At the end of this year, the seven-year contract between the Federal Government and three companies contracted to undertake destination inspection of imports into Nigeria's land, sea and air entry points will expire. The companies which had been deployed at the different entry points are Cotecna, Societe Generale de Surveillance (SGS) and an indigenous one, Globalscan Systems. A fourth company, Webb Fontaine has been handling the ICT services involved in these international transactions for the Nigeria Customs Service (NCS). The implication of this expiration is that the Destination Inspection tasks currently being handled by these companies would be taken over by the Nigeria Customs Service itself, as the contract would neither be renewed nor extended.
As should be expected, the NCS which has undergone a phenomenal transformation both in its services, personnel and equipment had accepted the gauntlet as it readied itself for the take-over of this very crucial aspect of its operations. In line with the avowed agenda of the current and ongoing reformative efforts at the Service, which have capacity building and personnel upgrade as a top item on its list, the training of its officers and men who would take over from the DI service providers has been an ongoing programme. The preparation had started since 2006 when NCS embarked on the secondment of its officers to these companies and consultants in order to understudy them, preparatory to the take over. However, because of the rapid development in ICT, it would have been worthless to train a higher number of its officers earlier because at the time they would be taking over the DI operations, their training and equipment would have become largely obsolete.
So, a year to the takeover, the Customs under the current administration of Alhaji Abdullahi Dikko Inde, launched a pointed training programme for its personnel as well as the procurement and upgrade of modern facilities that would drive the systems. One of the service providers, SGS, enthusiastically undertook the initial training and preparation of the 80 Customs officers who would serve as the core reservoir of the know-how and who would disseminate the knowledge in house. By the second quarter of this year, when a top officer of the Customs went from the headquarters to supervise the training on behalf of the Comptroller General, he was met by highly motivated trainees who displayed very high knowledge and keen grasp of both the theoretical and hands-on aspects of their training. The managing director of SGS Scanning Nigeria Limited gave very high marks to the trainees and their course content.
Between then and now, a lot of clean water has passed under the bridge in the area of further training for other officers in the different aspects of the tasks that are involved in the destination inspection and other modern operations of import facilitation and the issuance of Risk Assessment Reports (RAR). Other personnel of the NCS have been exposed to other areas of training that are also related to the greater tasks that the hugely transformed NCS has set for itself. In other words, and with the acquisition of the necessary scanning equipment and upgrade of existing facilities which sources at the Customs acknowledge have been enthusiastically supported and approved by the President Goodluck Jonathan. In fact, NCS is ready and fully armed to embark on this very important task as from the first day of next year.

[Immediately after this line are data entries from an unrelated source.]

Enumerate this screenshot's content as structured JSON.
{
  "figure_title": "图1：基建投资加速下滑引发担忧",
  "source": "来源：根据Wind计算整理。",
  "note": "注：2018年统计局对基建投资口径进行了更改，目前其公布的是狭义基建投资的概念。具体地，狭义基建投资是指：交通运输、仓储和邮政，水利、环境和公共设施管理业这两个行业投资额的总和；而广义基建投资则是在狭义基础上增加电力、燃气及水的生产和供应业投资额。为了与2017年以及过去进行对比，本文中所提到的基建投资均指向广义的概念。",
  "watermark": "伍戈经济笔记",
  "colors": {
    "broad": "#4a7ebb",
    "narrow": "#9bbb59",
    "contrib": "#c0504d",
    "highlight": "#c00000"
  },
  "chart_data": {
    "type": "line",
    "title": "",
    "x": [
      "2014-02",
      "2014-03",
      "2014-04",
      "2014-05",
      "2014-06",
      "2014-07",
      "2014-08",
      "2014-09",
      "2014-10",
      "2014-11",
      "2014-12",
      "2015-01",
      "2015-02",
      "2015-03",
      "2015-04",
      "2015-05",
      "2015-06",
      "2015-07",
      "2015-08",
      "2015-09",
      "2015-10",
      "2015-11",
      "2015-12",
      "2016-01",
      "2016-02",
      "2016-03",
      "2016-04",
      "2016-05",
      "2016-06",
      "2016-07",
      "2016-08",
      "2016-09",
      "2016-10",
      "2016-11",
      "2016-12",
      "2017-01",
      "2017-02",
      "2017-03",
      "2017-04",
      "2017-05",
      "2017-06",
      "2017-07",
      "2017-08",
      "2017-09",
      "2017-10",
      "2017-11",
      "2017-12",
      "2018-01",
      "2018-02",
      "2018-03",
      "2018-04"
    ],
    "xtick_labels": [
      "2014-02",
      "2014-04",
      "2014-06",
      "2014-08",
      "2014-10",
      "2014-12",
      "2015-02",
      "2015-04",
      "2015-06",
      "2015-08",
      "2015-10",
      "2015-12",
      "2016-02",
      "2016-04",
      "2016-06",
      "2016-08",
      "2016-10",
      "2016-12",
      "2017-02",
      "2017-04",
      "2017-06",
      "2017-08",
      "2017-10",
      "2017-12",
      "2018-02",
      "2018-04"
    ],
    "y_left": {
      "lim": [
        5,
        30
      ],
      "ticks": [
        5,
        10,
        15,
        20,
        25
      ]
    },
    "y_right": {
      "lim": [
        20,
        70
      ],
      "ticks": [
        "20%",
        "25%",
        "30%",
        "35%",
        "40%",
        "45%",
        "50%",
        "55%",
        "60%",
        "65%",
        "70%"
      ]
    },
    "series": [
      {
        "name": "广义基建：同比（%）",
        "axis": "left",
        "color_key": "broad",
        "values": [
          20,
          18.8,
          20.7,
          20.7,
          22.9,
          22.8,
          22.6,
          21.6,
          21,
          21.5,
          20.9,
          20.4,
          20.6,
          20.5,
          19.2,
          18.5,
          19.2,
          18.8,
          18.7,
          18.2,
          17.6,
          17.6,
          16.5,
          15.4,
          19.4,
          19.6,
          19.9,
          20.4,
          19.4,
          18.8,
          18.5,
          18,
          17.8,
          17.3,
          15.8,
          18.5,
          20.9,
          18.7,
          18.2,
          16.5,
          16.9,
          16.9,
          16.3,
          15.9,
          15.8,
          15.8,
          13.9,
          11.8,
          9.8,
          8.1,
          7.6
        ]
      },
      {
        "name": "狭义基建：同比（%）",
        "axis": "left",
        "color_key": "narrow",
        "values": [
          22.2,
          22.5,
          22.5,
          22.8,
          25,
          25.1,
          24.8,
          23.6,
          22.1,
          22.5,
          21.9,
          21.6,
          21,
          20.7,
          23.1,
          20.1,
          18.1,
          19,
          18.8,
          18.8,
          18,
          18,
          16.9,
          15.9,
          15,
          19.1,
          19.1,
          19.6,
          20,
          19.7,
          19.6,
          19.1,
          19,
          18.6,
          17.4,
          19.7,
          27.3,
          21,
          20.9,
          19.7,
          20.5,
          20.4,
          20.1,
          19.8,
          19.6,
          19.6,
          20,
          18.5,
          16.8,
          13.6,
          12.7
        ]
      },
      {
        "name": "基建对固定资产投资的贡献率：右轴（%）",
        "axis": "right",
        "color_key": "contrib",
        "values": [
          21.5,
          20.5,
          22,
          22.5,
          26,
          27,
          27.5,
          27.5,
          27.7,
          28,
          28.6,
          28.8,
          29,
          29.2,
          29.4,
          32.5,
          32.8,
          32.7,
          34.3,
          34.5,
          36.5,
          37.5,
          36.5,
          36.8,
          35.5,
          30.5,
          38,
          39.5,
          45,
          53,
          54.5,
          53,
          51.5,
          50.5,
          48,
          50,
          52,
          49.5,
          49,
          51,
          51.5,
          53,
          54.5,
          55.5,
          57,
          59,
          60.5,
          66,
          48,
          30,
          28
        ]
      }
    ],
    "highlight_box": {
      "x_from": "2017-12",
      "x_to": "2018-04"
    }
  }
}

However, it is not everybody who is enthused by this joyful development as some of interests which feel that their personal interests should be placed above the patriotic and security interests of the nation, which are at issue in the takeover, are said to have embarked on many underhand and overt attempts to frustrate these salutary efforts. From alleged hectic lobbies, threats and blackmail against the takeover of the destination inspection by the Customs, these interests are said to have been working for the extension of the contract. In recent times, according to observers, these covert attempts have gone public. At a one-day seminar by the Maritime Reporters Association of Nigeria (MARAN), in Lagos, last weekend, the desperation of the managing director of Globalscan Systems Limited was obvious, if malicious and patently false when he claimed that the NCS was ill-prepared to take over the task of destination inspection by January next year.
Knowledgeable observers point out to the desperation of the Globalscan executive which was evident through the yawning gaps in his postulations, one of which, according to the observers, is that his firm is said to be using staffers who are academically and intellectually inferior to the ones which the NCS has trained to take over from them. The wonder is how a private company could glibly raise such issues of incompetence against a Nigeria paramilitary organization which places a lot of premium on human capacity. However, SGS which is a better known and better internationally acclaimed counterpart had earlier given a sterling recommendation on the NCS officers who would be taking over by next January.
It is obvious that Nigeria, by this decision to let its own result-oriented Customs Service to handle this very important aspect of its socio-economic life, with its huge implication for national security, has scored a major bull's eye. And by so doing, the government and people of Nigeria have placed on the shoulder of the Customs another major challenging responsibility. There is no doubt, that as it has done with other equally challenging tasks, it is hoped that NCS will deliver adequately.